If you think Aberdeen City Council has caused enough damage and a line should be drawn at destroying more green belt and destroying this beautiful natural oasis for plants, animals and people then write to:

Aberdeen City Council
Planning and Sustainable Development
8th floor, St Nicholas House
Broad Street
Aberdeen AB10 1GY

Or email:

9 Responses to “Craibstone Estate on Green Belt gets 1000 houses”

  1. Unfortunately the influence of Agriculture in the UK as a whole has diminished greatly over the years. When I was young(er) all the farms around me employed a minimum of 2 people as well as the farmer himself. Nowadays it is not unusual for the farm (if it hasn’t been swallowed up by one of it’s neighbours) to just have the farmer himself working the farm. With less people working the land there is a smaller pool of people going to the Agricultural Colleges and I reckon the SAC would struggle to do anything about it. It is also unfortunate that they have to make or at least not lose too much money. When you have a reduction of students there is little other choice but to sell off stuff to try and keep the business going in the hope that things pick up.
    Having said all that it would be a shame if this was allowed to go ahead. The infrastructure in the area can not cope with what is there now – never mind another 1,000 houses, plus of course all that other building of offices at the Airport. There are always lots of promises about building the necessary infrastructure before planning is granted but it always seems to be conveniently overlooked when the house building is done.

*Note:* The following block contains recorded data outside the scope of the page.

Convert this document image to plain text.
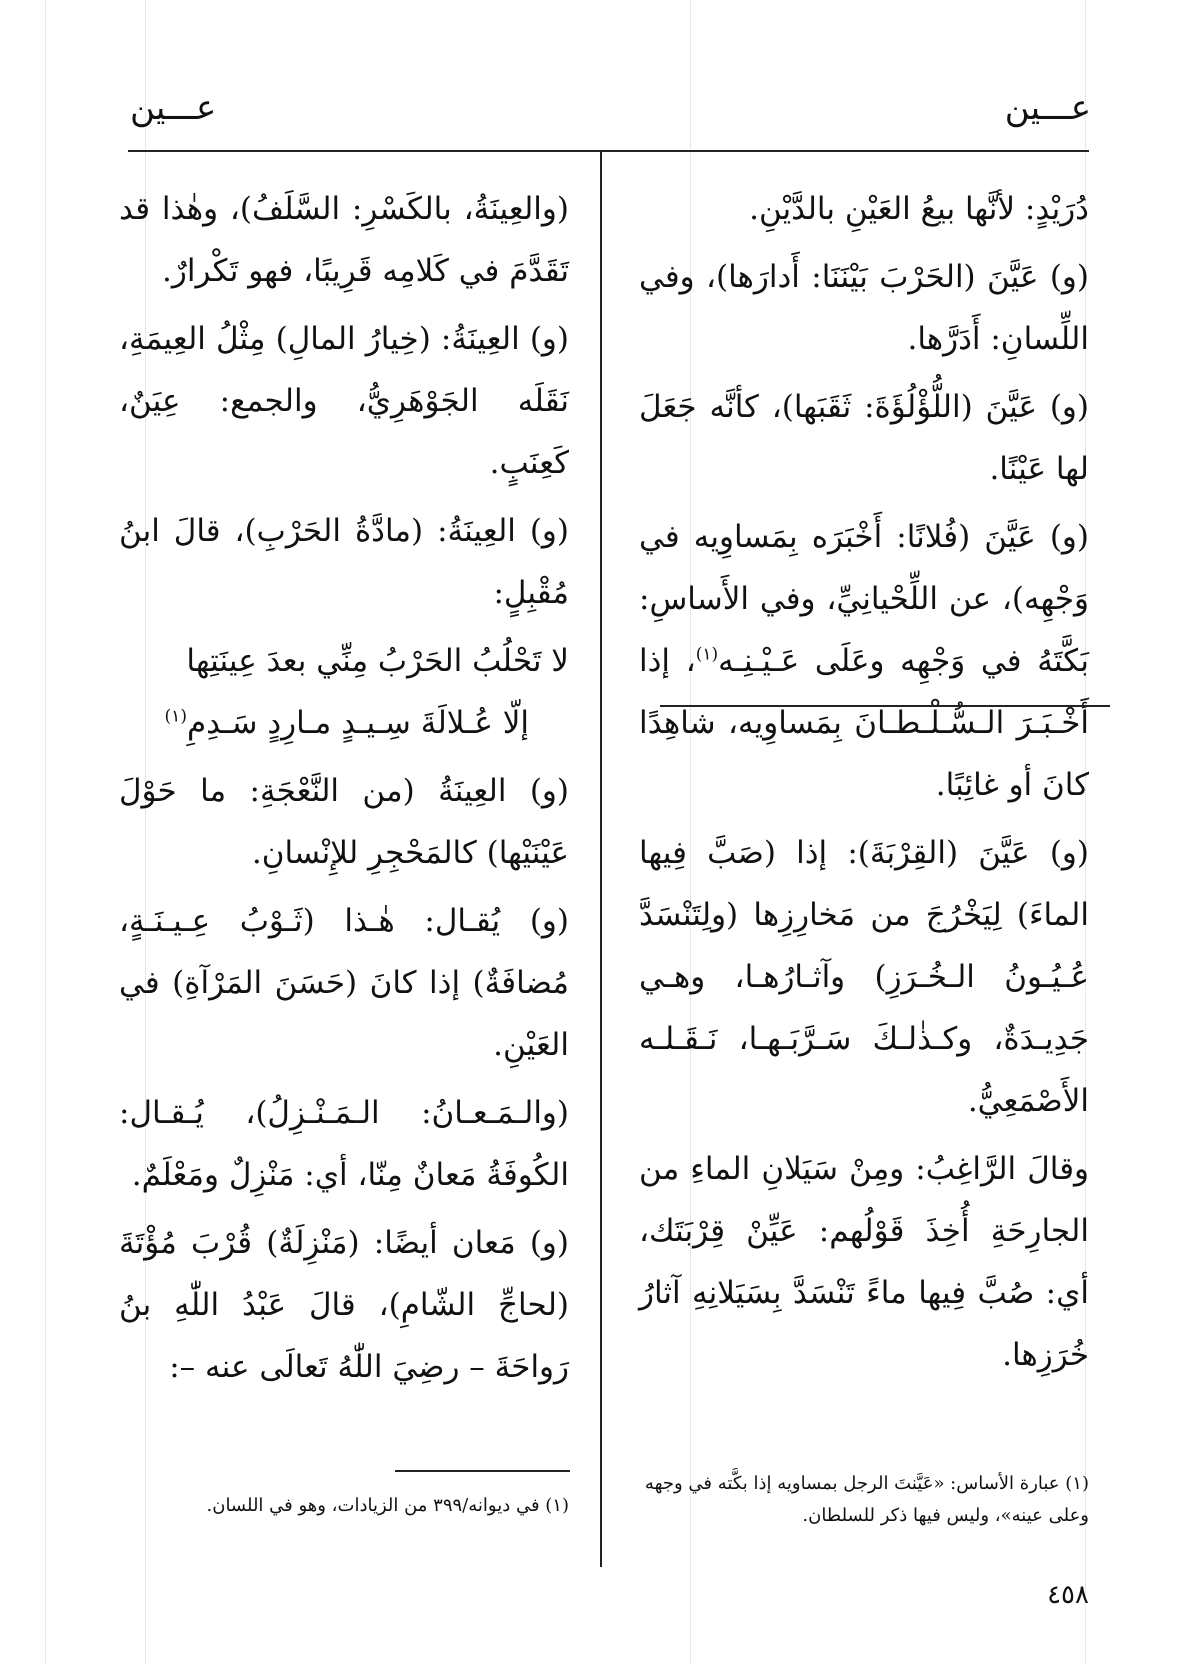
عـــين
عـــين

دُرَيْدٍ: لأنَّها بيعُ العَيْنِ بالدَّيْنِ.

(و) عَيَّنَ (الحَرْبَ بَيْنَنَا: أَدارَها)، وفي اللِّسانِ: أَدَرَّها.

(و) عَيَّنَ (اللُّؤْلُؤَةَ: ثَقَبَها)، كأنَّه جَعَلَ لها عَيْنًا.

(و) عَيَّنَ (فُلانًا: أَخْبَرَه بِمَساوِيه في وَجْهِه)، عن اللِّحْيانِيِّ، وفي الأَساسِ: بَكَّتَهُ في وَجْهِه وعَلَى عَـيْـنِـه$^{(١)}$، إذا أَخْـبَـرَ الـسُّـلْـطـانَ بِمَساوِيه، شاهِدًا كانَ أو غائِبًا.

(و) عَيَّنَ (القِرْبَةَ): إذا (صَبَّ فِيها الماءَ) لِيَخْرُجَ من مَخارِزِها (ولِتَنْسَدَّ عُـيُـونُ الـخُـرَزِ) وآثـارُهـا، وهـي جَدِيـدَةٌ، وكـذٰلـكَ سَـرَّبَـهـا، نَـقَـلـه الأَصْمَعِيُّ.

وقالَ الرَّاغِبُ: ومِنْ سَيَلانِ الماءِ من الجارِحَةِ أُخِذَ قَوْلُهم: عَيِّنْ قِرْبَتَك، أي: صُبَّ فِيها ماءً تَنْسَدَّ بِسَيَلانِهِ آثارُ خُرَزِها.

(والعِينَةُ، بالكَسْرِ: السَّلَفُ)، وهٰذا قد تَقَدَّمَ في كَلامِه قَرِيبًا، فهو تَكْرارٌ.

(و) العِينَةُ: (خِيارُ المالِ) مِثْلُ العِيمَةِ، نَقَلَه الجَوْهَرِيُّ، والجمع: عِيَنٌ، كَعِنَبٍ.

(و) العِينَةُ: (مادَّةُ الحَرْبِ)، قالَ ابنُ مُقْبِلٍ:

لا تَحْلُبُ الحَرْبُ مِنِّي بعدَ عِينَتِها
إلّا عُـلالَةَ سِـيـدٍ مـارِدٍ سَـدِمِ$^{(١)}$

(و) العِينَةُ (من النَّعْجَةِ: ما حَوْلَ عَيْنَيْها) كالمَحْجِرِ للإِنْسانِ.

(و) يُقـال: هٰـذا (ثَـوْبُ عِـيـنَـةٍ، مُضافَةٌ) إذا كانَ (حَسَنَ المَرْآةِ) في العَيْنِ.

(والـمَـعـانُ: الـمَـنْـزِلُ)، يُـقـال: الكُوفَةُ مَعانٌ مِنّا، أي: مَنْزِلٌ ومَعْلَمٌ.

(و) مَعان أيضًا: (مَنْزِلَةٌ) قُرْبَ مُؤْتَةَ (لحاجِّ الشّامِ)، قالَ عَبْدُ اللّٰهِ بنُ رَواحَةَ – رضِيَ اللّٰهُ تَعالَى عنه –:

(١) في ديوانه/٣٩٩ من الزيادات، وهو في اللسان.
(١) عبارة الأساس: «عَيَّنتَ الرجل بمساويه إذا بكَّته في وجهه وعلى عينه»، وليس فيها ذكر للسلطان.
٤٥٨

    • I agree how much farming has been changing over the past few decades and this has inevitably had an impact on the SAC but I think there’s more to the erosion of Craibstone than this. The north and northeast of Scotland where agriculture is so important should be able to sustain a considerable point of learning such as the SAC. Moving most of it south is regrettable. It would be interesting to know why this came about.

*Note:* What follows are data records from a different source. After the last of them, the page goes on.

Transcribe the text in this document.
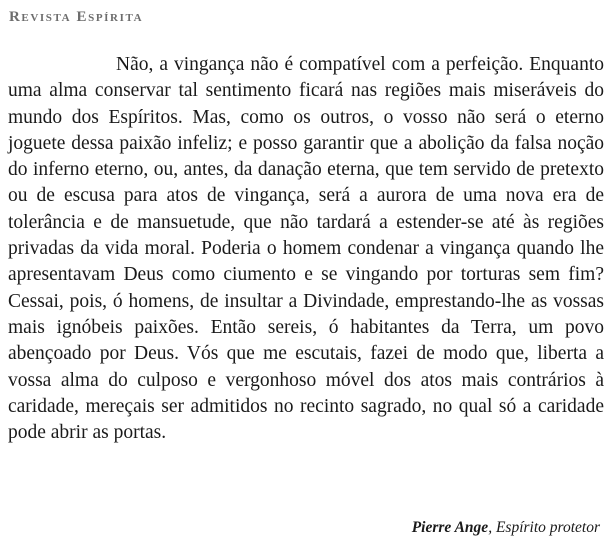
Revista Espírita

Não, a vingança não é compatível com a perfeição. Enquanto uma alma conservar tal sentimento ficará nas regiões mais miseráveis do mundo dos Espíritos. Mas, como os outros, o vosso não será o eterno joguete dessa paixão infeliz; e posso garantir que a abolição da falsa noção do inferno eterno, ou, antes, da danação eterna, que tem servido de pretexto ou de escusa para atos de vingança, será a aurora de uma nova era de tolerância e de mansuetude, que não tardará a estender-se até às regiões privadas da vida moral. Poderia o homem condenar a vingança quando lhe apresentavam Deus como ciumento e se vingando por torturas sem fim? Cessai, pois, ó homens, de insultar a Divindade, emprestando-lhe as vossas mais ignóbeis paixões. Então sereis, ó habitantes da Terra, um povo abençoado por Deus. Vós que me escutais, fazei de modo que, liberta a vossa alma do culposo e vergonhoso móvel dos atos mais contrários à caridade, mereçais ser admitidos no recinto sagrado, no qual só a caridade pode abrir as portas.

Pierre Ange, Espírito protetor
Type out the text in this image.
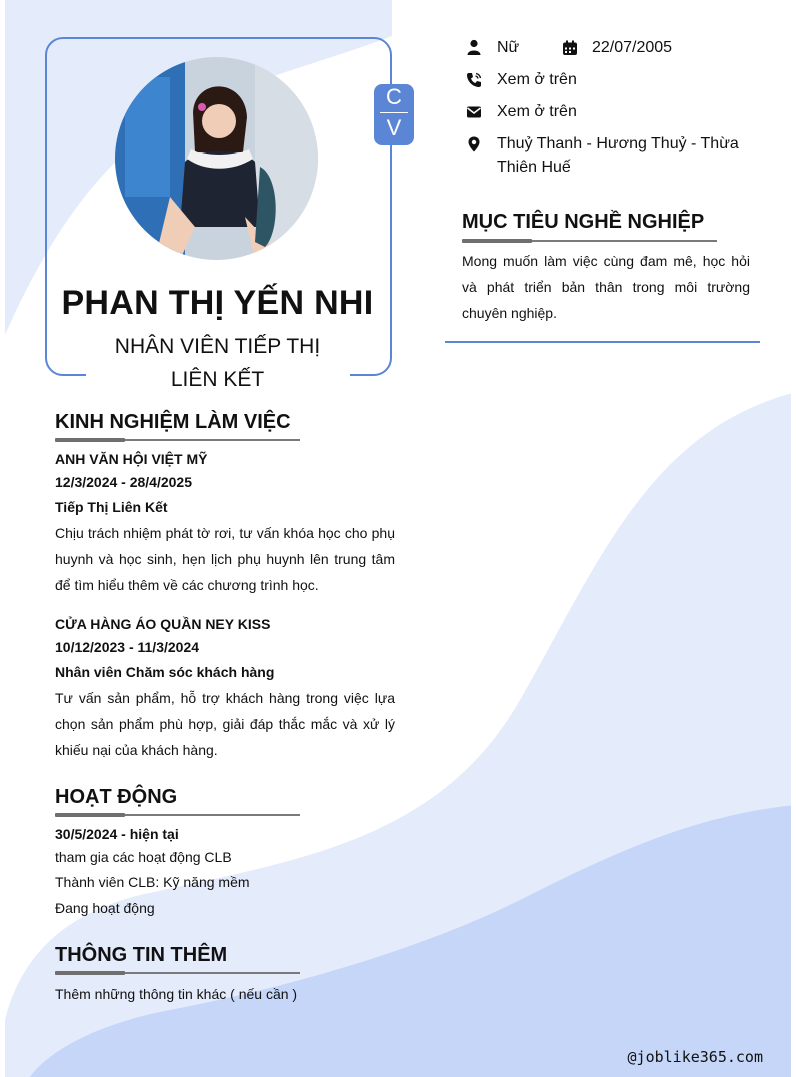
C
V
PHAN THỊ YẾN NHI
NHÂN VIÊN TIẾP THỊ
LIÊN KẾT
Nữ	22/07/2005
Xem ở trên
Xem ở trên
Thuỷ Thanh - Hương Thuỷ - Thừa
Thiên Huế
MỤC TIÊU NGHỀ NGHIỆP
Mong muốn làm việc cùng đam mê, học hỏi và phát triển bản thân trong môi trường chuyên nghiệp.
KINH NGHIỆM LÀM VIỆC
ANH VĂN HỘI VIỆT MỸ
12/3/2024 - 28/4/2025
Tiếp Thị Liên Kết
Chịu trách nhiệm phát tờ rơi, tư vấn khóa học cho phụ huynh và học sinh, hẹn lịch phụ huynh lên trung tâm để tìm hiểu thêm về các chương trình học.
CỬA HÀNG ÁO QUẦN NEY KISS
10/12/2023 - 11/3/2024
Nhân viên Chăm sóc khách hàng
Tư vấn sản phẩm, hỗ trợ khách hàng trong việc lựa chọn sản phẩm phù hợp, giải đáp thắc mắc và xử lý khiếu nại của khách hàng.
HOẠT ĐỘNG
30/5/2024 - hiện tại
tham gia các hoạt động CLB
Thành viên CLB: Kỹ năng mềm
Đang hoạt động
THÔNG TIN THÊM
Thêm những thông tin khác ( nếu cần )
@joblike365.com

      I also agree that developers will promise anything to get their plans through but then agreed terms slip. We see it all the time.

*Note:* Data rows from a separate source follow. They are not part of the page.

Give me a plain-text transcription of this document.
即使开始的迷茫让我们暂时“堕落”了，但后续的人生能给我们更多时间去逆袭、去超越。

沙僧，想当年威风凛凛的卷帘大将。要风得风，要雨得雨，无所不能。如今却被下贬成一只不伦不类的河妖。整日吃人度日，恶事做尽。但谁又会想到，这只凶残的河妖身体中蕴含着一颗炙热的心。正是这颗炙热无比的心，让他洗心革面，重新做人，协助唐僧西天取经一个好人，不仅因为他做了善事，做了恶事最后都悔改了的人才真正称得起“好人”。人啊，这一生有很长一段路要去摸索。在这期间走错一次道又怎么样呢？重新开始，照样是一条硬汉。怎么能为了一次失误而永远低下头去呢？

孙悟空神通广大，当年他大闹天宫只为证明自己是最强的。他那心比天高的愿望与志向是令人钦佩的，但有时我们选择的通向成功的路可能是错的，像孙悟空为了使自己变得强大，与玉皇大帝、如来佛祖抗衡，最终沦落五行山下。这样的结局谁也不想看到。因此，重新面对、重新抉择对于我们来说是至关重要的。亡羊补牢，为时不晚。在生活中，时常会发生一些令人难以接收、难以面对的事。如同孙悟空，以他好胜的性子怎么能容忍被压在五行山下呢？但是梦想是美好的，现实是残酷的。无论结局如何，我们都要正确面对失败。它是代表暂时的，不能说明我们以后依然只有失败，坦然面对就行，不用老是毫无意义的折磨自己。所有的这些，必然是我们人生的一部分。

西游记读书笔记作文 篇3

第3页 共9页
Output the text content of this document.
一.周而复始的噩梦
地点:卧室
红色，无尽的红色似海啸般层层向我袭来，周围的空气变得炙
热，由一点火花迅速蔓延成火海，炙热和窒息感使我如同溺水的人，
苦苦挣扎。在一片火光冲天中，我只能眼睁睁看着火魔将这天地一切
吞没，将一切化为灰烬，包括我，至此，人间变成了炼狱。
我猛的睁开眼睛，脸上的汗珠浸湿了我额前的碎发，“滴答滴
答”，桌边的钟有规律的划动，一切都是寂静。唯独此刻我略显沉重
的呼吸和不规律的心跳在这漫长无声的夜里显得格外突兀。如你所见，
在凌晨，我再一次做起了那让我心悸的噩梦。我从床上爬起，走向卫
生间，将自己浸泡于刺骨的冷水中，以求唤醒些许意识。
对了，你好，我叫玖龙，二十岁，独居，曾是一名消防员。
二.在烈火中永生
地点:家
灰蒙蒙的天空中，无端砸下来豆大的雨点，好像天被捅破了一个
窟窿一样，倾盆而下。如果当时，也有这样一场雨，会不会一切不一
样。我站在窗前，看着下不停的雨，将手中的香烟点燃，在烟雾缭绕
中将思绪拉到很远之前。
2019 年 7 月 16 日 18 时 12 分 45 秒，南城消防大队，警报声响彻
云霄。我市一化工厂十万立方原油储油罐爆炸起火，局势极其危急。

      I guess money talks and local authorities are notorious for getting things wrong.

      Thanks for reading the blog.

  2. you seem to know a lot about the craibstone estate, do you think there will be a campaign like that of 2003? I personally feel sorry for the students who stand to lose not only a brilliant estate, but also the majority of their halls rooms and facilities.

    • I feel strongly that the SAC and its importance to the northeast and the northeast’s importance to agriculture in Scotland has been squandered by SAC management over the years and that the benefit to Scottish society has taken second place to the drive for short-term cash savings.

      Craibstone is a beautiful estate and given the near total failure of Aberdeen councils to take any interest or pride whatsoever over the quality of environment preferring build them cheap housing developments despite the negative impacts these have on people by eroding the aesthetic importance of surroundings I imagine students have much to worry about.

      In ten years from now will there be a campus at Craibstone? Perhaps you should hope that the economic downturn continues – that will be the only thing preventing the loss of Craibstone.

  3. The Craibstone Estate is beautiful tranquil and a small paradise as it is even so near to the city. Please do not turn it into a ruin with these concrete blocks- leave this little paradise as it is go build your concrete blocks somewhere more appropriate!

  4. I hate to see proposed developments like this, its so sad that councils across the country seem to think nothing of trashing the landscape and history that’s around us.

    • I agree with you but to be fair to the council the Scottish Agricultural College is largely to blame for its shameful policy of running down its Aberdeen site and has been closing farms there for years, converting some of it into a golf course – and slavering at the prospect of a lucrative housing deal.